If you haven’t heard yet, Ben Miller – a very talented and creative Ann Arbor-born musician who, over the course of the last 45 years (!), has played in several legendary “local” bands, including Sproton Layer, Destroy All Monsters, and Nonfiction – has moved back in Michigan. He’d been living in New York since 2003 and, before then, in Chicago.
To hear what he’s been up to all these years, or at least some of it, come to Trinosophes (1464 Gratiot Avenue, Detroit) at 9 pm on Saturday, Oct. 25. It will be Ben’s first performance as a solo artist in the Motor City since 2001.
Accompanied by various projected videotapes, at least one of which Ben himself produced while living in Chicago, the music will be performed on a “self-deconstructed multi-phonic guitar.” And wuzzat? Well, it’s an electric guitar (plugged into an amplifier) that has been partially taken apart so that it can accommodate several extra pickups, which are the electronic things that “pick up” the sounds that the guitar is making. A normal electric guitar has two of them. Ben’s guitar has ten: four in various positions on the headstock and body, and six near the strings, with one pickup for each string. Well, there’s your multi-phonics right there: 10 separate sound-sources, all coming from a single guitar.
(Note that multi-phonics is usually accomplished by wind instruments, and that even the most gifted horn player can only produce two or three distinct sounds. Did I mention that Ben also plays saxophone and writes wonderful music for his New York-based 12-piece Sensorium Saxophone Orchestra? Well . . . he does.)
Let’s get back to those guitar strings. Various objects – binder clips, bolts, and screws – have been attached to them. Sometimes they are tuned in unusual ways; most often Ben plays them just as he finds them. And rather than use a guitar pick or his fingers, Ben touches/rubs/strikes those “prepared” strings with metal slides, springs, combs, chains and violin bows.
Finally, the resulting sounds are then fed through a series of effects pedals and are sometimes mixed together with sounds coming from the samplers, transistor radios, and tape recorders that Ben has brought with him. Are you getting all this down?
The proof is in the pudding, as they say, and so you are quite right to ask, “So, after all that, what does Ben Miller’s guitar music sound like?”
Wait – no, maybe you’re wrong. When Ben appeared on WCBN-FM just a few days ago, he played live music that included pre-recorded voices saying things like “No questions,” “No answers,” and “No definitions.” In other words, Ben Miller’s guitar music sounds like . . . Ben Miller’s guitar music.

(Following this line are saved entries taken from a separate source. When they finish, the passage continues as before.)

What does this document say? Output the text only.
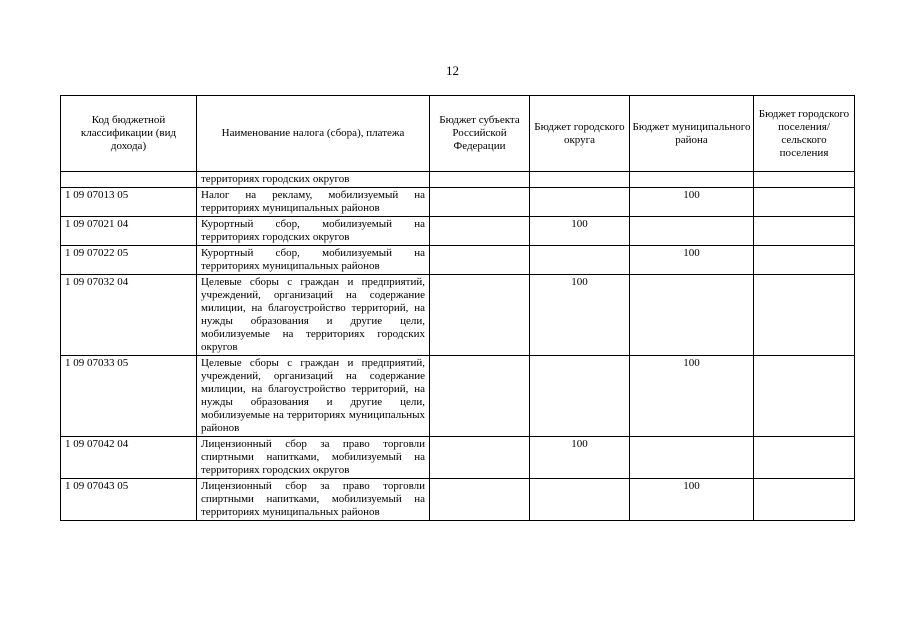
12
Код бюджетной классификации (вид дохода)	Наименование налога (сбора), платежа	Бюджет субъекта Российской Федерации	Бюджет городского округа	Бюджет муниципального района	Бюджет городского поселения/ сельского поселения
	территориях городских округов				
1 09 07013 05	Налог на рекламу, мобилизуемый на территориях муниципальных районов			100	
1 09 07021 04	Курортный сбор, мобилизуемый на территориях городских округов		100		
1 09 07022 05	Курортный сбор, мобилизуемый на территориях муниципальных районов			100	
1 09 07032 04	Целевые сборы с граждан и предприятий, учреждений, организаций на содержание милиции, на благоустройство территорий, на нужды образования и другие цели, мобилизуемые на территориях городских округов		100		
1 09 07033 05	Целевые сборы с граждан и предприятий, учреждений, организаций на содержание милиции, на благоустройство территорий, на нужды образования и другие цели, мобилизуемые на территориях муниципальных районов			100	
1 09 07042 04	Лицензионный сбор за право торговли спиртными напитками, мобилизуемый на территориях городских округов		100		
1 09 07043 05	Лицензионный сбор за право торговли спиртными напитками, мобилизуемый на территориях муниципальных районов			100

I’m not trying to be a dick here, honestly. It just is easier to say what Ben Miller’s guitar music isn’t than what it is. Even if it is accompanied by videos, it is not music for films, not even for an imaginary film, a film that has not been made yet. Nor is his music a static sonic landscape or an instance of musical installation-art, something you walk through, listen to/look at for a little while, and then move on.
No: Ben Miller’s guitar music is about freedom, complete artistic/musical freedom. What you see and hear when you see and hear Ben perform is a musician almost completely free from – unconstrained by – virtually every musical convention and rule. Thus his music offers a challenge to his listeners: are you free, too? How free are you?

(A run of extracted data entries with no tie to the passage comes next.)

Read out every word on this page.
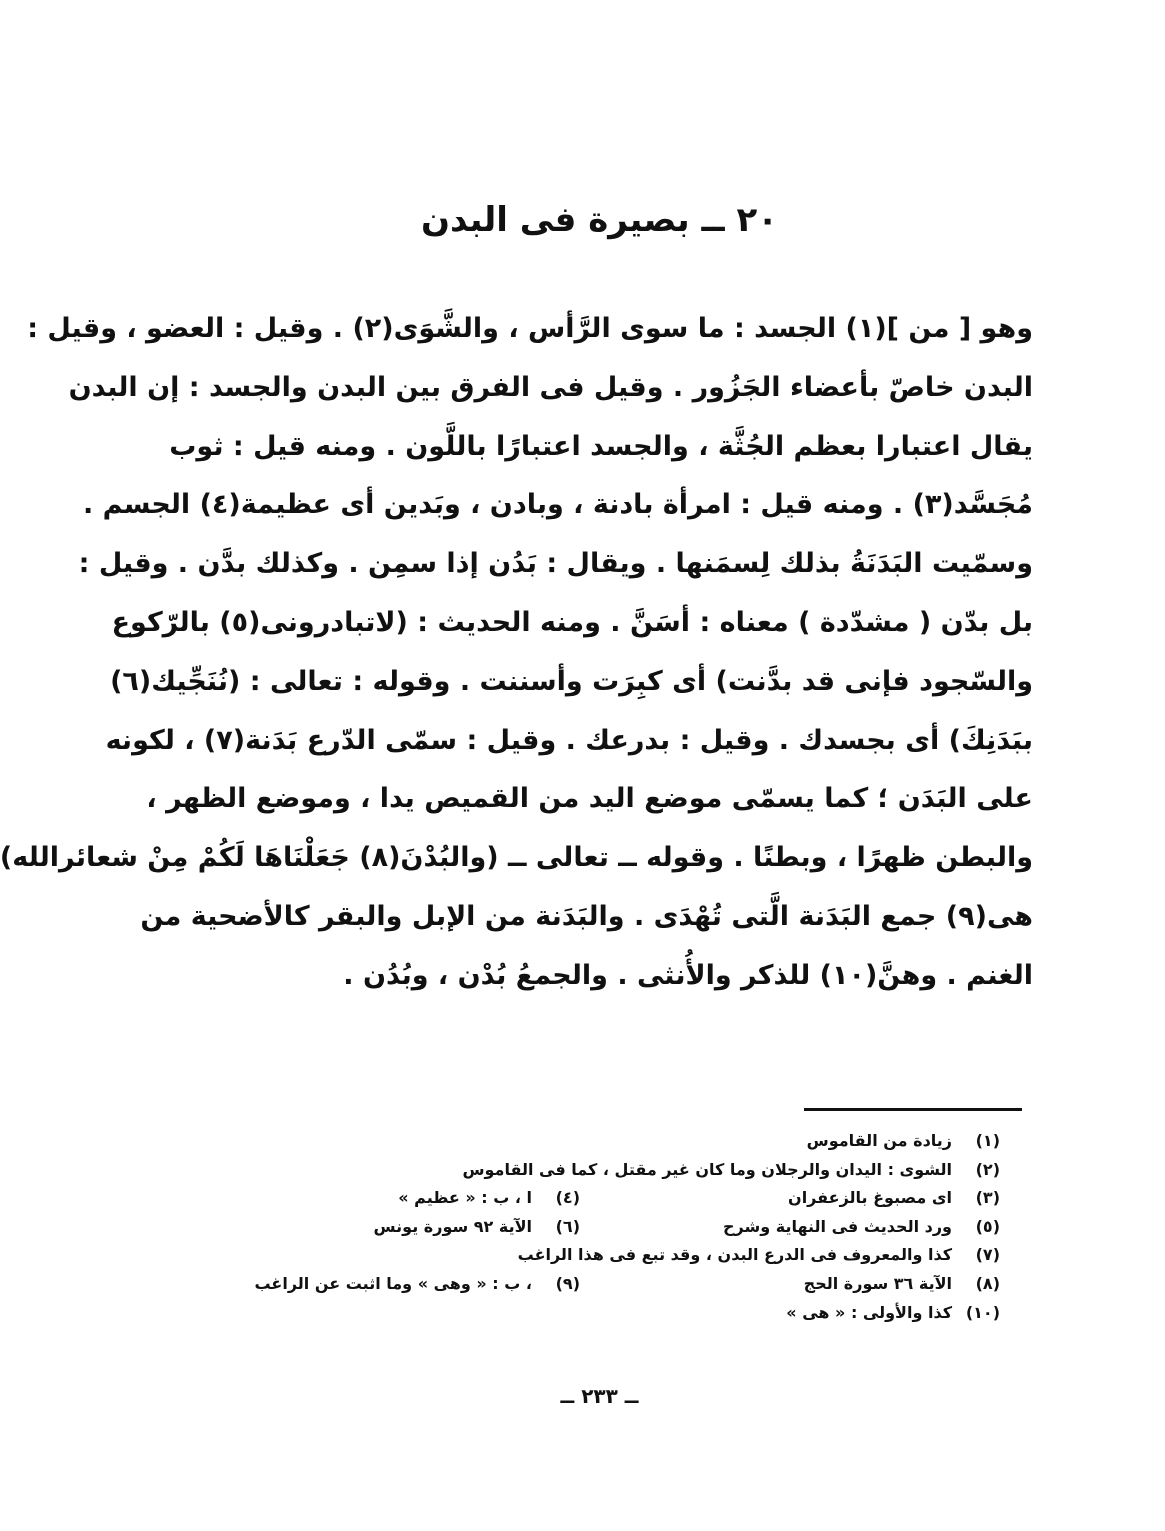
٢٠ ــ بصيرة فى البدن
وهو [ من ](١) الجسد : ما سوى الرَّأس ، والشَّوَى(٢) . وقيل : العضو ، وقيل :
البدن خاصّ بأعضاء الجَزُور . وقيل فى الفرق بين البدن والجسد : إن البدن
يقال اعتبارا بعظم الجُثَّة ، والجسد اعتبارًا باللَّون . ومنه قيل : ثوب
مُجَسَّد(٣) . ومنه قيل : امرأة بادنة ، وبادن ، وبَدين أى عظيمة(٤) الجسم .
وسمّيت البَدَنَةُ بذلك لِسمَنها . ويقال : بَدُن إذا سمِن . وكذلك بدَّن . وقيل :
بل بدّن ( مشدّدة ) معناه : أسَنَّ . ومنه الحديث : (لاتبادرونى(٥) بالرّكوع
والسّجود فإنى قد بدَّنت) أى كبِرَت وأسننت . وقوله : تعالى : (نُنَجِّيك(٦)
ببَدَنِكَ) أى بجسدك . وقيل : بدرعك . وقيل : سمّى الدّرع بَدَنة(٧) ، لكونه
على البَدَن ؛ كما يسمّى موضع اليد من القميص يدا ، وموضع الظهر ،
والبطن ظهرًا ، وبطنًا . وقوله ــ تعالى ــ (والبُدْنَ(٨) جَعَلْنَاهَا لَكُمْ مِنْ شعائرالله)
هى(٩) جمع البَدَنة الَّتى تُهْدَى . والبَدَنة من الإبل والبقر كالأضحية من
الغنم . وهنَّ(١٠) للذكر والأُنثى . والجمعُ بُدْن ، وبُدُن .
(١)زيادة من القاموس
(٢)الشوى : اليدان والرجلان وما كان غير مقتل ، كما فى القاموس
(٣)اى مصبوغ بالزعفران
(٤)ا ، ب : « عظيم »
(٥)ورد الحديث فى النهاية وشرح
(٦)الآية ٩٢ سورة يونس
(٧)كذا والمعروف فى الدرع البدن ، وقد تبع فى هذا الراغب
(٨)الآية ٣٦ سورة الحج
(٩)، ب : « وهى » وما اثبت عن الراغب
(١٠)كذا والأولى : « هى »
ــ ٢٣٣ ــ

In sum, Ben Miller is certainly not an “expressionist” and he isn’t “taping shut his ears and playing what he hears; blood thrashing through arteries, nerves popping, synapses burning,” which is what got said when he last performed as a solo in Detroit. Ben Miller is an explorer of uncharted space; his musical performances are the sonic entities that he’s discovered . . . out there.
“If I can just penetrate the atmosphere, everything would be clear,” he says, not speaking about the clouds in his mind or those in the sky, but Venus, the place he’d like to live next.
Bill Brown lived in Ann Arbor between 1980 and 1984. He moved there to go to U-M, but instead of returning home (the New York City area) or going somewhere else, as so many students do upon graduation, he stayed on. In addition to working at a variety of restaurants, including the iconic Fleetwood Diner, he wrote about music for
The Michigan Daily, The Ann Arbor News, The Michigan Voice and
The Detroit Metro Times. Most of these articles were reprinted in an anthology titled
You Should’ve Heard Just What I Seen. It makes for a great guide to the local music of the time.